Data Versioning and Releases: No consistent cadence for releases, but on average there are 1-2 releases each month. Versioning is based on the month and year of the release Releases page / change log: https://ctdbase.org/about/changes/ Latest status page: https://ctdbase.org/about/dataStatus.go

Ingest Information

Ingest Categories: primary_knowledge_provider

Utility: CTD is a rich source of manually curated chemical associations to other biological entities which are an important type of edge for Translator query and reasoning use cases, including treatment predictions, chemical-gene regulation predictions, and pathfinder queries. It is one of the few sources that focus on non-drug chemicals, e.g. environmental stressors, and how these are related to diseases, biological processes, and genes.

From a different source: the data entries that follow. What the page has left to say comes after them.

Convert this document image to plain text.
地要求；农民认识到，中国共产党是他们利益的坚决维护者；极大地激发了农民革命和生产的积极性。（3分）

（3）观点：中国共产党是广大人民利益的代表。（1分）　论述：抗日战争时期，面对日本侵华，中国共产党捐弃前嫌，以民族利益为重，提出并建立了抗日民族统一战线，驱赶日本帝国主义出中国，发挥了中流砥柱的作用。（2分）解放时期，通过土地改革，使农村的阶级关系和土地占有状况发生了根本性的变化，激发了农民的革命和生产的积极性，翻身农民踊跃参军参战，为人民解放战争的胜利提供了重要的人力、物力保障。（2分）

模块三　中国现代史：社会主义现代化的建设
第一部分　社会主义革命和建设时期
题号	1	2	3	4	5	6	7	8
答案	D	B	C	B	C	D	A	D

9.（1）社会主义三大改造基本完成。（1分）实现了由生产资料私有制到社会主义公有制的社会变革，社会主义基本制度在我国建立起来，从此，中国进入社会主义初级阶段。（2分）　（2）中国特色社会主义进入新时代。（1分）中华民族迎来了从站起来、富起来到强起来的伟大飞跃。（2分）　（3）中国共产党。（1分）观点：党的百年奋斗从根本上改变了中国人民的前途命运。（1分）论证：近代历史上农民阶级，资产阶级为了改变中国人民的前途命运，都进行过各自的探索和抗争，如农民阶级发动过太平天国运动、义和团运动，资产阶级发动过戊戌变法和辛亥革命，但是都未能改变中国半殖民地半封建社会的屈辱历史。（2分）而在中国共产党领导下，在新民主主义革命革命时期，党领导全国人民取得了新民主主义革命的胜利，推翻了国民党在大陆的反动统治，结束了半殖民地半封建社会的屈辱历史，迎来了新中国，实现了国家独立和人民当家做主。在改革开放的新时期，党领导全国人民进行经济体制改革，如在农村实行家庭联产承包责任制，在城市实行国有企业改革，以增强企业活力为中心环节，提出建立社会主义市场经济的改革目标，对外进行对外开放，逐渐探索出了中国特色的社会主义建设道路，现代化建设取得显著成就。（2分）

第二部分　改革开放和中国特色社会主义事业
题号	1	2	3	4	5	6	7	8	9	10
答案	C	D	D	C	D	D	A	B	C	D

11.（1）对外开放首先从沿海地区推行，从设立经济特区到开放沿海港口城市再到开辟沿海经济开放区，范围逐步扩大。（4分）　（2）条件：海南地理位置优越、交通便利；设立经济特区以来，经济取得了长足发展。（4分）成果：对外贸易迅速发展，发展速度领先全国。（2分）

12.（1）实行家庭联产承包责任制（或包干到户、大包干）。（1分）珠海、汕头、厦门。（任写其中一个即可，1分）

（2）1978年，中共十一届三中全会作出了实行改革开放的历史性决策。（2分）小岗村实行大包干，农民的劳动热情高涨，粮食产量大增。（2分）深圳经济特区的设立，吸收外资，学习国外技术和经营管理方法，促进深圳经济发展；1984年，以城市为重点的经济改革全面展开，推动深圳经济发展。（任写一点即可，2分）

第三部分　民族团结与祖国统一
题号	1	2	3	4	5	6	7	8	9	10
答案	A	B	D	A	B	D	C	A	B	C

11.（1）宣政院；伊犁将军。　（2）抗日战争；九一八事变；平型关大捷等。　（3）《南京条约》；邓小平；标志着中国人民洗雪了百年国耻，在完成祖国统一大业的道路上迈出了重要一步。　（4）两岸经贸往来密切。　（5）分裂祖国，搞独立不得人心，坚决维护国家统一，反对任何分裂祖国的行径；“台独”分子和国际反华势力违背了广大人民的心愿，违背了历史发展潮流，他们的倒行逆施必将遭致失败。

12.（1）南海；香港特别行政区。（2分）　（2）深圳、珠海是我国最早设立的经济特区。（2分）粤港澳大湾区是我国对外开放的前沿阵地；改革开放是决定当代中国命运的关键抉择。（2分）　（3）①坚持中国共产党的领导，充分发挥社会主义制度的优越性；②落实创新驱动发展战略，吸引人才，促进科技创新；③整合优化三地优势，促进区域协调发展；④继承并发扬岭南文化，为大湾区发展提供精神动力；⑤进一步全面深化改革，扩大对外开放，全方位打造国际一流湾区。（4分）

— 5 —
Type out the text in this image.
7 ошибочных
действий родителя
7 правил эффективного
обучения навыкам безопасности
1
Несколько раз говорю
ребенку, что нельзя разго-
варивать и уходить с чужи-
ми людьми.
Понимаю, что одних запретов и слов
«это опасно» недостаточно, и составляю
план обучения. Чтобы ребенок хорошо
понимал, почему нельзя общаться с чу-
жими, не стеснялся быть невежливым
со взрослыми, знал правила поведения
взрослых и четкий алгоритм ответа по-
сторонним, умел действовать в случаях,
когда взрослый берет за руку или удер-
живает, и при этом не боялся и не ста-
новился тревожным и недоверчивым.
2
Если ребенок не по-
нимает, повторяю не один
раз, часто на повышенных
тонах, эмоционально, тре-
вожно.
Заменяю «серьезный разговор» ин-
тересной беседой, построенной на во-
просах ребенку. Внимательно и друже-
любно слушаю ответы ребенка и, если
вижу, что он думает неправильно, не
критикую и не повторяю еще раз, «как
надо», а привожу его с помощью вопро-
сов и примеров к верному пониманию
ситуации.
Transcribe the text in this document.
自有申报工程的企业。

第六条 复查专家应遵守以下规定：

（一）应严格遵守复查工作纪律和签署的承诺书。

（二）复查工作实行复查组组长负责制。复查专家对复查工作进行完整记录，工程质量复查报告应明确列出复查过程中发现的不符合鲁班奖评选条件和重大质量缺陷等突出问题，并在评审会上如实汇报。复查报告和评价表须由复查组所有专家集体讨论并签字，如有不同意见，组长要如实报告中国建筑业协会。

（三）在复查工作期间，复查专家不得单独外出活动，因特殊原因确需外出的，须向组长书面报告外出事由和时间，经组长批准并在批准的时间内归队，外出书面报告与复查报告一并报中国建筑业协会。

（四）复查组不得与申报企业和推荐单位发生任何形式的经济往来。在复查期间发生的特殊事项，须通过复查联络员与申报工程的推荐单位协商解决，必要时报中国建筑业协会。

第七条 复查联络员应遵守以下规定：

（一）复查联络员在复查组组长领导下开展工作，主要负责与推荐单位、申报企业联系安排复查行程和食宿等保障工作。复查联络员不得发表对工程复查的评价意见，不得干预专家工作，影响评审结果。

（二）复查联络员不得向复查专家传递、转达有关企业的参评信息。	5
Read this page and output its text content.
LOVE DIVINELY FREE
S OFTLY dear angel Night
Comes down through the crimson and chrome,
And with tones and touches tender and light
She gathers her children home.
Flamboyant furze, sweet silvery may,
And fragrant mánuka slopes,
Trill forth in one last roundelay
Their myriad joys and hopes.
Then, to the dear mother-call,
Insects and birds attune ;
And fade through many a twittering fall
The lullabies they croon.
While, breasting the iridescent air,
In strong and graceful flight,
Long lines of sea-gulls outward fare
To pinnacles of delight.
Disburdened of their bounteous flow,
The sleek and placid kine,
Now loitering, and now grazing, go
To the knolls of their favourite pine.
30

Scope: Covers a diverse range of Chemical association knowledge types provided across several files provided by CTD, based on many knowledge curation/creation approaches.

Relevant Files

File Name Location Description
CTD_chemicals_diseases.tsv.gz http://ctdbase.org/downloads/ Manually curated and computationally inferred associations between chemicals and diseases
CTD_exposure_events.tsv.gz http://ctdbase.org/downloads/ Descriptions of statistical studies of how exposure to chemicals affects a particular population, with some records providing outcomes
CTD_chem_gene_ixns.tsv.gz http://ctdbase.org/downloads/ Descriptions of curated, detailed causal associations describing how chemicals affect genes/gene products.
CTD_chem_go_enriched.tsv.gz http://ctdbase.org/downloads/ CTD calculates which GO terms are statistically enriched among the genes/proteins that interact with each chemical or its descendants.
CTD_chem_pathways_enriched.tsv.gz http://ctdbase.org/downloads/ Inferred associations between chemicals and biological pathways - computationally derived enrichments based on curated chemical–gene and gene–pathway data in CTD.
CTD_pheno_term_ixns.tsv.gz http://ctdbase.org/downloads/ Curated, literature-based associations between chemicals and phenotypes (often disease-like or physiological outcomes).
CTD_genes_diseases.tsv.gz and CTD_curated_genes_diseases.tsv.gz http://ctdbase.org/downloads/ Manually curated and computationally inferred associations between genes and diseases (to be ingested in future iteration)

Included Content

File Name Included Records Fields Used
CTD_chemicals_diseases.tsv.gz All records, including curated therapeutic and marker/mechanism associations, as well as inferred associtionas (records lacking a value in the DirectEvidence column). ChemicalName, ChemicalID, CasRN, DiseaseName, DiseaseID, DirectEvidence, InferenceGeneSymbol, InferenceScore, OmimIDs, PubMedIDs
CTD_exposure_events.tsv.gz All records (none filtered)
CTD_chem_gene_ixns.tsv.gz All records (none filtered)
CTD_chem_go_enriched.tsv.gz All records (none filtered)
CTD_chem_pathways_enriched.tsv.gz All records (none filtered)
CTD_pheno_term_ixns.tsv.gz All records (none filtered)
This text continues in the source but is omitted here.